The ongoing collaboration with AstraZeneca to develop a novel companion diagnostic test to identify candidates for treatment with olaparib began in 2007. In Dec. 2014, Myriad received FDA approval for BRACAnalysis CDx to help identify patients with advanced ovarian cancer who are eligible for fourth-line treatment with olaparib. BRACAnalysis CDx is Myriad’s first FDA-approved companion diagnostic and was the first-ever laboratory developed test approved by the FDA.

About BRACAnalysis CDx
BRACAnalysis CDx is an in vitro diagnostic device intended for the qualitative detection and classification of variants in the protein coding regions and intron/exon boundaries of the BRCA1 and BRCA2 genes using genomic DNA obtained from whole blood specimens collected in EDTA. Single nucleotide variants and small insertions and deletions (indels) are identified by polymerase chain reaction (PCR) and Sanger sequencing. Large deletions and duplications in BRCA1 and BRCA2 are detected using multiplex PCR.

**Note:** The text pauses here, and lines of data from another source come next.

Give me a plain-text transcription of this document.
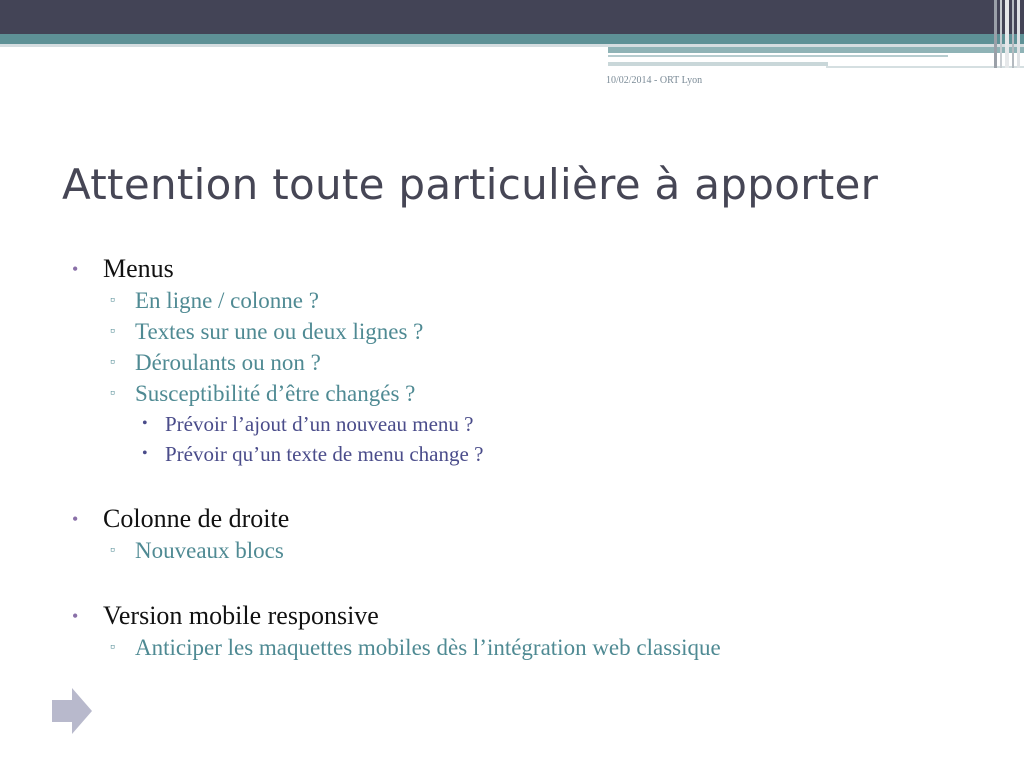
10/02/2014 - ORT Lyon
Attention toute particulière à apporter
• Menus
▫ En ligne / colonne ?
▫ Textes sur une ou deux lignes ?
▫ Déroulants ou non ?
▫ Susceptibilité d’être changés ?
• Prévoir l’ajout d’un nouveau menu ?
• Prévoir qu’un texte de menu change ?
• Colonne de droite
▫ Nouveaux blocs
• Version mobile responsive
▫ Anticiper les maquettes mobiles dès l’intégration web classique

Results of the test are used as an aid in identifying ovarian cancer patients with deleterious or suspected deleterious germline BRCA variants eligible for fourth line treatment with Lynparza (olaparib). This assay is for professional use only and is to be performed only at Myriad Genetic Laboratories, a single laboratory site located at 320 Wakara Way, Salt Lake City, UT 84108.

About Lynparza
Lynparza (olaparib) is an innovative, first-in-class oral poly ADP-ribose polymerase (PARP) inhibitor that may exploit tumour DNA damage response (DDR) pathway deficiencies to preferentially kill cancer cells. Lynparza is the foundation of AstraZeneca’s industry-leading portfolio of compounds targeting DNA damage response (DDR) mechanisms in cancer cells. Lynparza is currently approved by regulatory health authorities in the EU for use as monotherapy for the maintenance treatment of adult patients with platinum-sensitive relapsed BRCA-mutated (germline and/or somatic) high grade serous epithelial ovarian, fallopian tube or primary peritoneal cancer who are in response (complete or partial) to platinum-based chemotherapy. It also is approved in the United States for the maintenance treatment of adult patients with recurrent epithelial ovarian, fallopian tube or primary peritoneal cancer, who are in a complete or partial response to platinum-based chemotherapy and for the treatment of adult patients with deleterious or suspected deleterious germline BRCA-mutated advanced ovarian cancer who have been treated with three or more prior lines of chemotherapy. Select patients for therapy based on an FDA-approved companion diagnostic for Lynparza. Lynparza is currently being investigated in another separate non-metastatic breast cancer Phase III study called OLYMPIA. This study is still open and recruiting patients internationally. In July 2017, AstraZeneca and Merck & Co., Inc., announced a global strategic oncology collaboration to jointly develop and commercialize AstraZeneca’s Lynparza, the world’s first and leading PARP inhibitor.